One more thing to add if TSO is enabled hardware QoS will not be performed on the packets that are split.

I have no interest in implementing TSO because it only matters for software received packets and the goal is to forward everything in hardware.

Well wifi-traffic is “software” traffic. But yeah it is of limited use but the more spare cpu-cycles the kernel gets the better it can forward traffic.

The EN751627 (the one which supports TSO) has WOE so wifi traffic would then be in hardware.

Something in the back of my head: What to do about wifi traffic on EN751221, it would be convenient to bridge the wlan with the LAN GDM so the software does minimal effort and the packets immediately enter the HW NAT / QoS flow. Not quite sure how that would be implemented though.

Does it matter? The traffic must pass the cpu either way. Wlan0 and lan0 will be in the br-lan bridge.

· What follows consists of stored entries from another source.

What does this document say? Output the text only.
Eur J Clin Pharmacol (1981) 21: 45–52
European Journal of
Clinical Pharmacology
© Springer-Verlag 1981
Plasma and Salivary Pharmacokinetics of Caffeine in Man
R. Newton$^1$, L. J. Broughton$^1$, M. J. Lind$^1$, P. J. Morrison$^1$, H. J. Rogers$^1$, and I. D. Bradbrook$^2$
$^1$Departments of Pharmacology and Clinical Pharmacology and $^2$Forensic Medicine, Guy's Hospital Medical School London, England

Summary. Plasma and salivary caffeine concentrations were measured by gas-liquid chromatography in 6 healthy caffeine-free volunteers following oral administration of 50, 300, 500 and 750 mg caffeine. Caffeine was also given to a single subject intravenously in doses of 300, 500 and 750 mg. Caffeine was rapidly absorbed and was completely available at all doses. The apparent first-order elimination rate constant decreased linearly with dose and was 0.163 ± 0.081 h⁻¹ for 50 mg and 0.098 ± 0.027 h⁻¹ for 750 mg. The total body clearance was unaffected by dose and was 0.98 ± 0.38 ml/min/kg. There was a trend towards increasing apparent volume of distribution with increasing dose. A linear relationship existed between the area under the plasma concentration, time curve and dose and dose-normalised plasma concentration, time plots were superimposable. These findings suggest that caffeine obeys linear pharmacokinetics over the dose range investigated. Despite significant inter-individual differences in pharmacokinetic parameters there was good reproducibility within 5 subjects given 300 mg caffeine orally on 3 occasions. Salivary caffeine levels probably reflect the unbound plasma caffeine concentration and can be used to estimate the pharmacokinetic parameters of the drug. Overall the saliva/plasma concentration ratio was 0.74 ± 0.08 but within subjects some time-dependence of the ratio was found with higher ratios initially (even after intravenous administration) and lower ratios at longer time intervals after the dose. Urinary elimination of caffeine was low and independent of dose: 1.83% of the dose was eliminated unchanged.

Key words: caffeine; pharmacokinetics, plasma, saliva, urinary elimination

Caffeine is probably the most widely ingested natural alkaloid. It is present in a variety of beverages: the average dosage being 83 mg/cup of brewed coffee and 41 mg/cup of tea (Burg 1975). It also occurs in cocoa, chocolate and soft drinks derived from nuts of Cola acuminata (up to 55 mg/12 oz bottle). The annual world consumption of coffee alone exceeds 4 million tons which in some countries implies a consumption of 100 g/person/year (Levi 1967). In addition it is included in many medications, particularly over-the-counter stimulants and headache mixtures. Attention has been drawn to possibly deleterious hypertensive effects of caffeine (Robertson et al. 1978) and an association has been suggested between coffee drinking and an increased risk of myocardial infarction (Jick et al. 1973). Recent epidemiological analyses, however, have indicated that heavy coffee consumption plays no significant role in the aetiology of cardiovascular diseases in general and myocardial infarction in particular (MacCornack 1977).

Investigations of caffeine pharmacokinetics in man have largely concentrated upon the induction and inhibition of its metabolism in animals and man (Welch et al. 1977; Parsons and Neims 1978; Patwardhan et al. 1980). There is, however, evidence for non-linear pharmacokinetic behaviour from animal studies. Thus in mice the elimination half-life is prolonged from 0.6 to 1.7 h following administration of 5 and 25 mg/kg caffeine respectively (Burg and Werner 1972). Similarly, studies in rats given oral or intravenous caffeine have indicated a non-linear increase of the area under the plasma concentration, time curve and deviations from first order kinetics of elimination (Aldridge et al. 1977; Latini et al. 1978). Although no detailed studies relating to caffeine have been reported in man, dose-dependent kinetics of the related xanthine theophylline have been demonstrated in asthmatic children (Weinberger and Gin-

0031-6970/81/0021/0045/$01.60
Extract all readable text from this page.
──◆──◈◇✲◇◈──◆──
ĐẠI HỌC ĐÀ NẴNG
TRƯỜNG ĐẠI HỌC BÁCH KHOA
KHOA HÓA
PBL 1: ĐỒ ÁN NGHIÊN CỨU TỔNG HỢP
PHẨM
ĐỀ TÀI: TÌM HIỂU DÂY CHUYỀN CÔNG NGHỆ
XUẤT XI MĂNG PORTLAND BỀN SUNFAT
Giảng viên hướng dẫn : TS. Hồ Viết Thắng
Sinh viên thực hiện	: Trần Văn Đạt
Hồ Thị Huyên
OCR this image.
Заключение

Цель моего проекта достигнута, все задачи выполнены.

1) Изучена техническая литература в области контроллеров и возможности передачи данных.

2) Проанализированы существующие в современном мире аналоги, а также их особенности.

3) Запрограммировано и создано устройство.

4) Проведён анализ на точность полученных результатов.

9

Traffic going out through the wan interface will be NATed through the PPE, bridged traffic will just be relayed via TDMA(PDMA) or QDMA.

Trying to make sure I understand the workflow so I know it will be right:

1. Incoming packet from wlan on bridge
2. Destination MAC is set to the MAC of the bridge (because we are the gateway)
3. Somehow we need the packet to be bridged into the GDM with fport=PPE, not processed by the kernel
4. Packet gets to the PPE and then it’s the normal hardware flow after that.

3 is the challenge

EDIT: FWIW, ChatGPT thinks that we can write this:

flowtable ft {
    hook ingress priority 0;
    devices = { eth0, eth1, wlan0, wlan1 };
    flags offload;
}

and when they insert a wlan → eth flow, Linux will be smart enough to make a software flowtable entry, so we just need to be smart enough to do the right thing when we get a transmit call on the WAN interface with an skb from a wlan device.